La particularité du secteur touristique est que l’on ne peut pas travailler le jour même. Pour travailler en juillet, il faut se mettre à travailler un an à l’avance. Dans la recherche, mars est la meilleure période pour rentrer dans les radars du tourisme mondial. Nous n’avons pas profité de cette opportunité.
Aujourd’hui, la Grèce, l’Italie, l’Espagne, le Maroc, l’Égypte ont ouvert leurs frontières, ils sont prêts, comme la Turquie, la Jordanie, tout le monde travaille pour l’avenir, parce qu’ils le voient comme proche. La Tunisie s’est faite éliminer, et il faut maintenant assumer la responsabilité.
Il est difficile de déterminer qui a la responsabilité du transport aérien en Tunisie, qui assume la responsabilité des avions, qui assume la responsabilité du secteur touristique avec les hôtels, les restaurants touristiques, les agences de voyage, les centres d’animation, qui assume la responsabilité du secteur à 350 000 emplois, l’artisanat qui vit de 90% du tourisme.
Le tourisme dans le monde est dans un meilleur état de reprise. En Europe, aujourd’hui, la taille des réserves, de l’épargne chez les familles et les individus en 2021 dépasse 680 milliards d’euros. C’est un excès. Il y a des pays qui préparent l’épargne. Pendant ce temps, l’Etat tunisien ne prépare pas la reprise. C’est une responsabilité de meurtre de l’État tunisien d’un secteur qui aurait pu être plus actif, comme il y a eu un meurtre du secteur du phosphate dans les mines.
Est-ce qu’on peut dépasser ce problème et revenir à l’équilibre ?
Le fait d’être capable ou pas n’est pas aux mains de l’État, c’est aux mains de tous. Le touriste ne vient pas grâce à l’État, il vient grâce aux professionnels du tourisme et du privé. Il est important de mettre en place un plan militaire pour faire entrer la Tunisie dans les radars. Pour entrer dans le radar, il faut que le secteur du tourisme ait vacciné son personnel et cela, dans l’immédiat.
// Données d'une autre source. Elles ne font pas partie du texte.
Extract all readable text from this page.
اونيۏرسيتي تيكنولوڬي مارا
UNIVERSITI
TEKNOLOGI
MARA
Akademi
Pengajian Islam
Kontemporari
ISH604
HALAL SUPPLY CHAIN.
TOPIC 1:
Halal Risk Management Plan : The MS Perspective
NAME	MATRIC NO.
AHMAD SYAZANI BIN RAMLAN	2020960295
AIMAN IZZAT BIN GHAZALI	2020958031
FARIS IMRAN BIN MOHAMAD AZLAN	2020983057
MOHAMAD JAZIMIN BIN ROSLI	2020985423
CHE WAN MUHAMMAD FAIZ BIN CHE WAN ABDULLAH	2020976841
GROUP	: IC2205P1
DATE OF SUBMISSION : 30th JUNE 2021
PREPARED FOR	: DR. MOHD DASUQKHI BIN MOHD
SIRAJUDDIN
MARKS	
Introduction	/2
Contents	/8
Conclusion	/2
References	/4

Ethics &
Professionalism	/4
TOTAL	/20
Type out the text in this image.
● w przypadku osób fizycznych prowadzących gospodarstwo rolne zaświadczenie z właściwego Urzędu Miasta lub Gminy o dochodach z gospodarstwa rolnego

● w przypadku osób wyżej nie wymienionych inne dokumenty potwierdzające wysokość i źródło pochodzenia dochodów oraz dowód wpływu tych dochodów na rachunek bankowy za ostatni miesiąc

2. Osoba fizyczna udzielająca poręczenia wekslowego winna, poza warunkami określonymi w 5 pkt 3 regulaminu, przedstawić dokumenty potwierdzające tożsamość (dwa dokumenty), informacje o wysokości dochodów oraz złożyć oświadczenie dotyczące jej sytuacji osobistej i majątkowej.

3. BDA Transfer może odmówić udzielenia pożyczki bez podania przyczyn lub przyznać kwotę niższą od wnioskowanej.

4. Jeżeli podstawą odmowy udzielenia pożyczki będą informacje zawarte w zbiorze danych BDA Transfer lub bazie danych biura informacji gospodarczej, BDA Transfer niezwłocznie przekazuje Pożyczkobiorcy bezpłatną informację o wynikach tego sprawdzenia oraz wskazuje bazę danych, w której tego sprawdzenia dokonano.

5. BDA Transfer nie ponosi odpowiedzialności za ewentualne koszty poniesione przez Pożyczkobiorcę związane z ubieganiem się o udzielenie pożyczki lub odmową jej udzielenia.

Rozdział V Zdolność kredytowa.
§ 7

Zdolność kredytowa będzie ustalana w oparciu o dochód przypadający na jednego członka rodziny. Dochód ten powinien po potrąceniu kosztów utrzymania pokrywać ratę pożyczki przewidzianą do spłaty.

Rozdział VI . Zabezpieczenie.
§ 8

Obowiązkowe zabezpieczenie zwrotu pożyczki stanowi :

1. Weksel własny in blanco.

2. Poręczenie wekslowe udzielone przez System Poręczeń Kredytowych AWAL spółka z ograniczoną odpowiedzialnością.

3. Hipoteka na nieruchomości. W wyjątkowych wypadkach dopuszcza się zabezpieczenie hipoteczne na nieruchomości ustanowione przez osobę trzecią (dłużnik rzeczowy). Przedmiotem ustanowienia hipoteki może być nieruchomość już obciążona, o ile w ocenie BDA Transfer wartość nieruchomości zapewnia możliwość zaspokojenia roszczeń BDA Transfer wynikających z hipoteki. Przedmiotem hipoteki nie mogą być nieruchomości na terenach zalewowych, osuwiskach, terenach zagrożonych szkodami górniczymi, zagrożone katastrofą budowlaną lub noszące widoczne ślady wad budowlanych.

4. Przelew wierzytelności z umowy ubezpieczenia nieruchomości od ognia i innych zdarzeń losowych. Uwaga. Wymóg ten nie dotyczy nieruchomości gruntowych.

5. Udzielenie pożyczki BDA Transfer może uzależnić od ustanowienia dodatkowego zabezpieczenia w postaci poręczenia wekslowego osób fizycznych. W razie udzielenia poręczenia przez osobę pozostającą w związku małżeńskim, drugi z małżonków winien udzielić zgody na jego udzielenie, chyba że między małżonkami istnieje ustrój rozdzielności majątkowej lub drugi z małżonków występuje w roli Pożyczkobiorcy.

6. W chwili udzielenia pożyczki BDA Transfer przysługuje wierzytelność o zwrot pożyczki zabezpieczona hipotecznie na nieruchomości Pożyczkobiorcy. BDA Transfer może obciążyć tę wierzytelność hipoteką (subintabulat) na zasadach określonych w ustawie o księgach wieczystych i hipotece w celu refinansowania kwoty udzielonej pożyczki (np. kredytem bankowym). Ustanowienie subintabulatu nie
Deuxièmement, il faut faire travailler les professionnels avec des voyages privés, avec un plan de communication et commercial, comme avec la Russie. Enfin, il faut faire travailler les relations diplomatiques, la relation avec la France est ancienne, avec l’Allemagne, avec l’Europe, avec la Russie. Il n’y a rien d’impossible, si on croit que c’est impossible, ça le sera.
Êtes-vous optimiste ?
Je n’aime pas ces termes d’optimiste ou de pessimiste, je suis réaliste. S’il y a une guerre pour les marchés, je veux y rentrer. Beaucoup de personnes sont rentrées en fin de course et sont arrivées en deuxième ou première position. Quand le Danemark est entré en coupe d’Europe, ils ont remporté la coupe face à l’Italie.
Il n’y a rien d’impossible. Il faut croire en nos compétences, en nos hommes, main dans la main. S’il n’y a pas d’intentions et une vision où on reste dans la partie coûte que coûte, ça ne marchera pas. En tennis, et nous sommes tous passionnés en suivant notre sœur Ons Jabeur, quand quelqu’un a perdu deux manches, s’il joue une balle de set et la gagne, il peut complètement renverser la partie. Tant qu’il y a une tentative, la dernière tentative peut changer la partie. Je n’appellerai pas ça la dernière tentative, mais la tentative décisive.